What is the McClellan Oscillator?The McClellan Oscillator indicator is used in technical analysis by stock market analysts, technical analysts and chartists. It is a "market breadth indicator" overlaid onto stock market charts which indicates the rate of money entering or leaving the market thus indicating when there is an overbought or oversold condition. It was devised back in 1969 by Sherman and Marian McClellan, and is calculated using the exponential moving average (EMA) of the "daily ordinal difference of advancing issues" (stocks which have risen in value) from "declining issues" (stocks which have fallen) over periods of 19 and 39 trading days. The formula used to plot the Oscillator is:
Oscillator = (19-day EMA of Advances minus Declines) - (39-day EMA of Advances minus Declines)
Each day, there are stocks that close higher (advances) and stocks that close lower (declines). The gap between these advance/decline numbers is referred to as the daily breadth. The cumulative total is referred to as the Daily Advance-Decline Line.
This number is important because it correlates closely with stock market movements and gives another way of quantifying market movements.
When a bull market comes to an end for example, there is the possibility that a small number of stocks will make significant gains which will propel the index higher, but in fact there are a lot more decliners than advancers. This indicates that the market is starting to turn.
The converse is true at the end of a bear market. A few stocks may take the index down although a lot of stocks are in fact rising. This can indicate that the trend is changing.
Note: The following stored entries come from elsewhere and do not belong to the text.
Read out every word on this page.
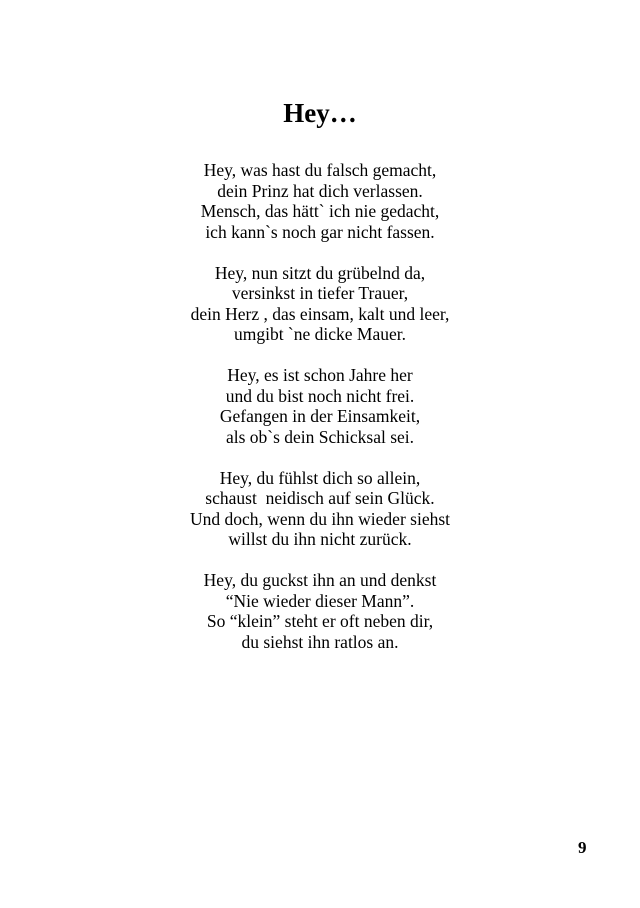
Hey…
Hey, was hast du falsch gemacht,
dein Prinz hat dich verlassen.
Mensch, das hätt` ich nie gedacht,
ich kann`s noch gar nicht fassen.
Hey, nun sitzt du grübelnd da,
versinkst in tiefer Trauer,
dein Herz , das einsam, kalt und leer,
umgibt `ne dicke Mauer.
Hey, es ist schon Jahre her
und du bist noch nicht frei.
Gefangen in der Einsamkeit,
als ob`s dein Schicksal sei.
Hey, du fühlst dich so allein,
schaust  neidisch auf sein Glück.
Und doch, wenn du ihn wieder siehst
willst du ihn nicht zurück.
Hey, du guckst ihn an und denkst
“Nie wieder dieser Mann”.
So “klein” steht er oft neben dir,
du siehst ihn ratlos an.
9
If the McClellan Oscillator is in the area of -70 to -100 indicating an oversold situation and then turns up a buy signal is generated. Sell signals are generated when the oscillator rises to +70 to +100, indicating an overbought situation, and then turns down.
If the oscillator goes beyond these zones (i.e. above +100 or below -100), this indicates that the market is extremely overbought or oversold. These extreme readings are, however, contrary to expectations, usually a sign that the trend in place will continue.
For example - the oscillator falls to -90 and turns up, thus generating a buy signal. If however, the oscillator falls below -100, the market will probably continue to fall over the next 2 to 3 weeks. Buying should be delayed until the oscillator forms a series of rising bottoms or the market regains strength.